Esperava sentado pelo momento certo
pela epifania que haveria de levar ao
poema. E de tanto esperar o frágil barco
afundando-se levou consigo o poema.
TETAS LAVADAS
A poesia exige (dizem eles em retórica fina)
preciosa lentidão. Contar as letras do alfabeto
dividir sílabas propor tabelas de sons exige
demasiado tempo. E há (para eles) que levar
o exercício da perícia pela pequena cidade.
É por isso que andam muito lentamente pelas
ruas da pequena cidade repetindo altos clichés
sobre a poesia. E quando se cansam de andar
param e esperam pelas lustrosas epifanias do
vale. E é por isso que tudo o mais não é poesia.

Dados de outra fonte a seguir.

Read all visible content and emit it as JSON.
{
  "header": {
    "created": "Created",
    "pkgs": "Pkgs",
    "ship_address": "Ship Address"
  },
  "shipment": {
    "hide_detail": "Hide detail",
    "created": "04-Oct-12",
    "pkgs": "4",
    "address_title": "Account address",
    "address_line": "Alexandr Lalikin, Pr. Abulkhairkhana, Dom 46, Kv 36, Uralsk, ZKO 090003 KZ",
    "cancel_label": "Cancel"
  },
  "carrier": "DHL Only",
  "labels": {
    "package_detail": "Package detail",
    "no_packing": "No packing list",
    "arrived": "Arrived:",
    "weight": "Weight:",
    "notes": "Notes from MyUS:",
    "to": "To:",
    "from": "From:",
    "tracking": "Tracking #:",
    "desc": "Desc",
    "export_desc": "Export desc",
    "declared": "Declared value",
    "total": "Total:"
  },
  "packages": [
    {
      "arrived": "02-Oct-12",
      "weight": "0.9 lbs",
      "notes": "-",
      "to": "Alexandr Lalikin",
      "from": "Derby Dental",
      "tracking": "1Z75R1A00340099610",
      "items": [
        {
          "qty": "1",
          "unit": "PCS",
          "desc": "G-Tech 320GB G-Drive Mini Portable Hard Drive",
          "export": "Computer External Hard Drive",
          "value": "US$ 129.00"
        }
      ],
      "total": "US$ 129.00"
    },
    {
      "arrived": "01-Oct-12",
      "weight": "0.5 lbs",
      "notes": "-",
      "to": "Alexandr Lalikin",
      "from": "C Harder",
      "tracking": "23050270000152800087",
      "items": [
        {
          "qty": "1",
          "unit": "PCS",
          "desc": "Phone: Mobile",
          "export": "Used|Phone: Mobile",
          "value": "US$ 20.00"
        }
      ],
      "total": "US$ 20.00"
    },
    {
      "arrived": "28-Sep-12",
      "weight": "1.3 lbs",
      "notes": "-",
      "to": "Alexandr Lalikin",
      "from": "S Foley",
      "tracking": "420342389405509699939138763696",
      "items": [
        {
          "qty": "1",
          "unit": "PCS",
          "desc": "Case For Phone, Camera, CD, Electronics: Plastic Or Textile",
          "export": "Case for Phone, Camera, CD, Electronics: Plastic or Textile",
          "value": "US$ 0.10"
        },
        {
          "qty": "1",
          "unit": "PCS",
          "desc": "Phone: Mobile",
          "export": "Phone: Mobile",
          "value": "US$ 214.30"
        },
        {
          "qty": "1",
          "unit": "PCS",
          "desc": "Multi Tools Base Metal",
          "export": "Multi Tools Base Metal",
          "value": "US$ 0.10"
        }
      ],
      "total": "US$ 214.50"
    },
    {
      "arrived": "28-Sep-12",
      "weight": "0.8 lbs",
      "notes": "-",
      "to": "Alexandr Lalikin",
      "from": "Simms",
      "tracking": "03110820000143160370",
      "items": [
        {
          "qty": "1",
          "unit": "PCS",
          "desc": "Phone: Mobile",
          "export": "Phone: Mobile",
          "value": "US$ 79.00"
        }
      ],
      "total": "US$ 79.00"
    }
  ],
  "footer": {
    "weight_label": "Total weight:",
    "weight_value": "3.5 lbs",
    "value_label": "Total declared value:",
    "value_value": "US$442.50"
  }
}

O poeta mede-se pelo tempo que demora a
escrever um poema (pensam eles). É por isso
que quem faz três por dias não pode ser poeta
nem saber escrever poemas (pensam eles).
Escrever mais de três poemas por dia é um
sacrilégio e se porventura forem publicados
online (a palavra online existe) como este é
é mera propaganda barata ou meros e altos
exercícios de monstruosidade. Tanta ordem
e tanto calibre para terminar nas Tetas Lavadas.
UM AÇORIANO MEU IRMÃO
a João Pedro Garcia
Lá fora é que é! Chega-se lá fora
(Ah lá fora!) e há árvores de fruto à
saída do aeroporto Mel sobre os
bancos do jardim Cerejas em cada esquina
e longas e longas cascatas de champanhe.
Maravilhas mil que aqui não tenho.
Ah lá fora é que é! Tudo é tão fácil lá fora
tudo entregue à mão de semear
tudo dado de mão beijada. Tudo doce
aos nossos pés. Ah lá fora!
E eu aqui a lutar de Sol a Sol feito
um cão nesta terra agreste e sem ter
ninguém com quem partilhar a minha dor
esta tão grande dor que me assola nas
pontas dos dedos. Ah lá fora!
Se eu pudesse ir lá para fora!
Eu que recolho todos os pedacinhos de jornal
que sigo à risca os desígnios da grande
crítica de culinária universal
eu que sigo as receitas mais elaboradas
da culinária francesa inglesa alemã
eu que mereço tudo isso estou aqui quase morto
sem o devido receber. Pobre sina!
Pobre minha sina!
Ah lá fora! Lá fora é que é!
CINCO FRASES FLÁCIDAS
A grande coxa cai a pique pelo coxim da bicicleta.
Balança o grande braço esvaziado.
O rabo cheesecake derrete ao sol.
Sobre o estendal estende o tempo a fina mama.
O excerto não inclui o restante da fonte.